Upacara HUT ke 73 Kemenag RI, Jaga Kebersamaan Umat

Ketapang, Bupati Ketapang Martin Rantan SH M.Sos menjadi inspektur pada upacara peringatan hari amal bakti ke 73 Kementerian Agama Republik Indonesia, yang berlangsung Kamis, (3/1), dihalaman Kantor kemenag Ketapang.

Rangkaian upacara peringatan HUT ke 73 Kemenag Ketapang, dilanjutkan dengan penyematan lencana Tanda Kehormatan Satya Lencana Karya Satya kepada 6 orang ASN didampingi Kepala Kantor Kemenag Ketapang H Ikhwan Pohan S Ag Mpd. bersamaan dengan di seluruh satuan kerja Kementerian Agama Republik Indonesia.
Bupati Martin Rantan SH M Sos, saat upcara menyampaikan sambutan Menteri Agama RI, Lukman Hakim mengatakan melalui peringatan hari amal bakti kementerian agama, kita diingatkan kembali arti pentingnya jaminan hak beragama dalam pelaksanaan Pancasila dan Undang-Undang Dasar 1945, terutama sila Ketuhanan Yang Maha Esa pada pembukaan dan pasal 29 Undang-Undang Dasar Negara Republik Indonesia.
“ Dalam negara kita berdasarkan Pancasila, bukan hanya jaminan untuk mengamalkan ajaran agama dilindungi negara, bahkan kebijakan Pemerintah tidak boleh bertentangan dengan ajaran dan kaidah agama “ kata Bupati.
Tema hari amal bakti Kementerian Agama tahun ini, yaitu “Jaga Kebersamaan Umat”, Dalam kesempatan itu Bupati menyampaikan ajakan menteri Agama RI kepada seluruh jajaran Kementerian Agama apalagi ditahun politik sekarang ini, mari senantiasa menebarkan energi kebersamaan, merawat kerukunan, dan menempatkan diri atas dan untuk semua kelompok dan golongan kepentingan.
“ Ajakan yang sama kepada semua elemen bangsa, mari jaga kebersamaan, keutuhan sesama anak bangsa ” kata Bupati.
Kemudian Bupati menyampaikan Himbaun menteri Agama bahwa segala ujaran, perilaku, dan sikap yang bisa menimbulkan luka bagi sesama saudara, mari kita hindari. mari jauhi saling menebar benci, saling melempar fitnah keji, saling menyuburkan penyakit hati, dan saling melukai hati antar sesama anak negeri.
“ Seluruh ASN dan jajaran Kementerian Agama haruslah menjadi perangkai, penjalin, dan perajut tenun kebangsaan kita yang bhinneka.

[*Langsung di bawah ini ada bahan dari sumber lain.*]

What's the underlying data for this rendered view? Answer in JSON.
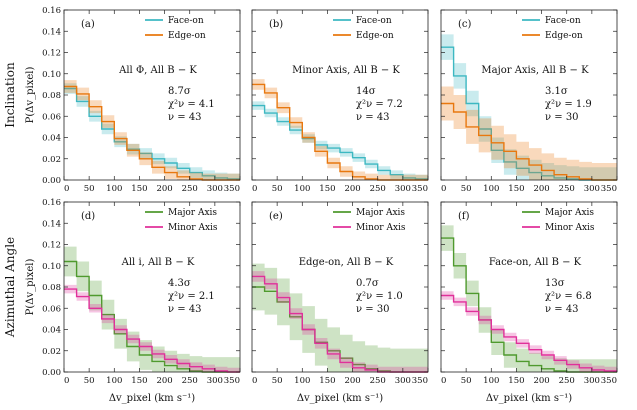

Setiap kita haruslah menjadi teladan dalam kesederhanaan, kejujuran, dan keikhlasan memberikan amal bakti bagi segenap warga negara tercinta “ ajak Bupati.
Selian itu dalam tugas sehari-hari, setiap aparatur Kementerian Agama harus mampu menunjukkan nilai kinerja yang baik, kepemimpinan yang amanah, dan memberi kemudahan kepada masyarakat luas, untuk memperoleh akses pelayanan keagamaan secara akuntabel dan berkualitas.
Bupati mnambahkan Pemerintah melalui peran dan fungsi Kementerian Agama hadir memberikan pelayanan keagamaan bagi semua umat beragama dengan berbagai fasilitas. Kementerian Agama menyelenggarakan pelayanan publik dibidang keagamaan dengan tiada henti melakukan inovasi.